When I finally departed the hotel, got some funny looks from the receptionist but I didn’t give a damn, I’d had enough of life outside of Bangkok, back to Thailand and an express bus down to the Big Mango - love it or hate it, the bloody place can’t be beaten!
The Joy of Being...
Things going downhill rapidly in Bangkok, despairing of seeing any really beautiful gals in the Cowboy/Nana/Patpong nexus.
I came close in one Nana bar but couldn’t make up my mind if the minor scowl she sported was a result of too much extracurricular activity or merely a sign of innocence
and a reaction against her dysfunctional employment status. She wore high heels so it wasn’t likely that she was a newly arrived country gal even if her body was sublimely slender... I find it mildly disturbing that the latest generation of Thai gals seem to sport large breasts; unleashed from their bras they tend to flop around; the girls unsure if they should hide them or flaunt them. Bring on the breast reduction surgeons, please... or ban milk from the diet of children.
The usual upstairs Nana haunts were wholly devoid of the real knock-out babes. The few women who I suggested free sex was about right went into a rant about cheap farangs; many of them sported quite crazed visages - probably a lot of angst at not getting ahead of the game and keeping their pimps in whisky, gold, bikes, cars, houses, etc. When they get tired of dancing for next to nothing, they head for the beer bars - both downstairs and in Soi Nana, where the craziness runs even deeper.

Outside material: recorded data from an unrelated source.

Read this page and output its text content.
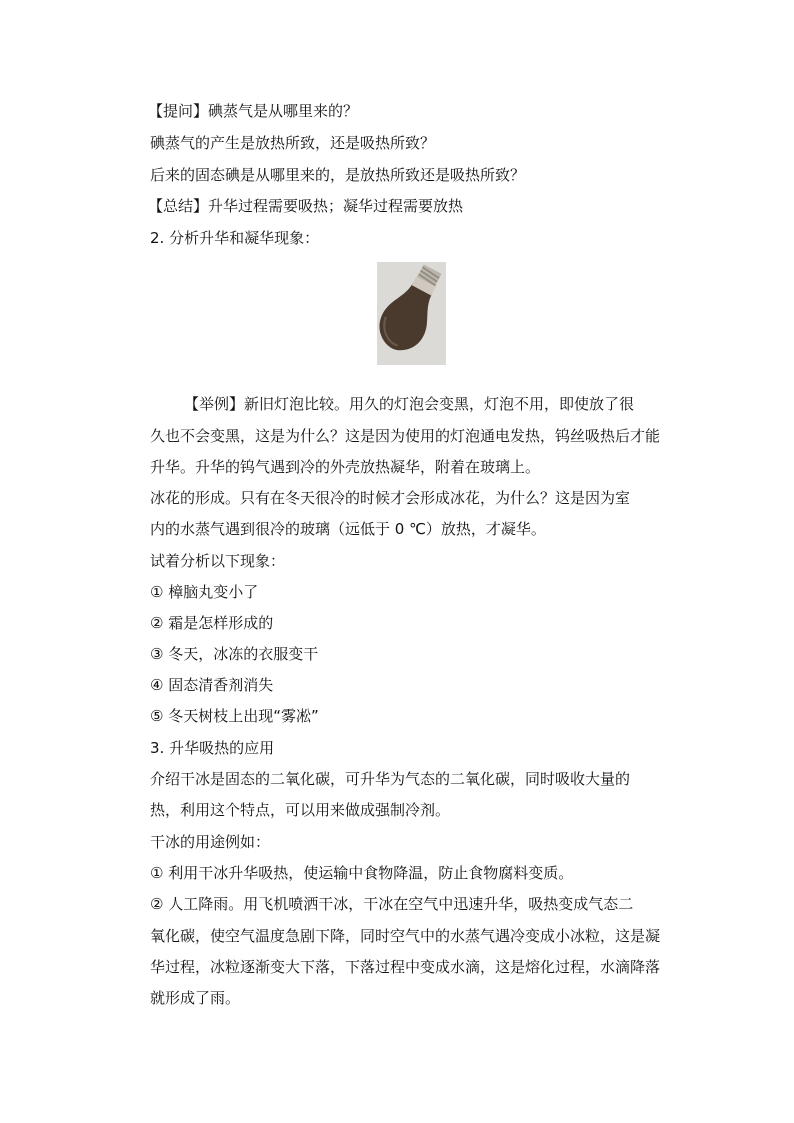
【提问】碘蒸气是从哪里来的？
碘蒸气的产生是放热所致，还是吸热所致？
后来的固态碘是从哪里来的，是放热所致还是吸热所致？
【总结】升华过程需要吸热；凝华过程需要放热
2. 分析升华和凝华现象：
【举例】新旧灯泡比较。用久的灯泡会变黑，灯泡不用，即使放了很
久也不会变黑，这是为什么？这是因为使用的灯泡通电发热，钨丝吸热后才能
升华。升华的钨气遇到冷的外壳放热凝华，附着在玻璃上。
冰花的形成。只有在冬天很冷的时候才会形成冰花，为什么？这是因为室
内的水蒸气遇到很冷的玻璃（远低于 0 ℃）放热，才凝华。
试着分析以下现象：
① 樟脑丸变小了
② 霜是怎样形成的
③ 冬天，冰冻的衣服变干
④ 固态清香剂消失
⑤ 冬天树枝上出现“雾凇”
3. 升华吸热的应用
介绍干冰是固态的二氧化碳，可升华为气态的二氧化碳，同时吸收大量的
热，利用这个特点，可以用来做成强制冷剂。
干冰的用途例如：
① 利用干冰升华吸热，使运输中食物降温，防止食物腐料变质。
② 人工降雨。用飞机喷洒干冰，干冰在空气中迅速升华，吸热变成气态二
氧化碳，使空气温度急剧下降，同时空气中的水蒸气遇冷变成小冰粒，这是凝
华过程，冰粒逐渐变大下落，下落过程中变成水滴，这是熔化过程，水滴降落
就形成了雨。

The same trip in Patpong and Cowboy. I even went so far as to venture into the upstairs Patpong bars which major in shows (the ones where the touts follow you upstairs are rip-off joints, fast reversal and exit, please)... the babes all looked rather ill and were somewhat affronted when I refused their offers of lap-dancing. Only when I spilt a bottle of beer over one of them did they get the message. Don’t sit near the balloons, not unless you want to take a high velocity dart in the eye!
Contrast such dismal showings with an upcountry run or even just sitting in one of the major Bangkok shopping centres and watching the show; either way absolutely overwhelmed with young women seeping sex outta their skins and finely honed as if by divine intervention. Embarrassing, as I was usually thrown into a full blown erection - one of the better uses of the local newspaper!
Any gal with any sense is going to get into the farang rotation game, keep half a dozen, or so, guys on the go and hope they don’t turn up for a holiday at the same time... even if they only bung her ten or twenty thousand baht a month - cheap Charlie’s! - multiply it by the number of fools she has on line, it soon adds up to serious dosh.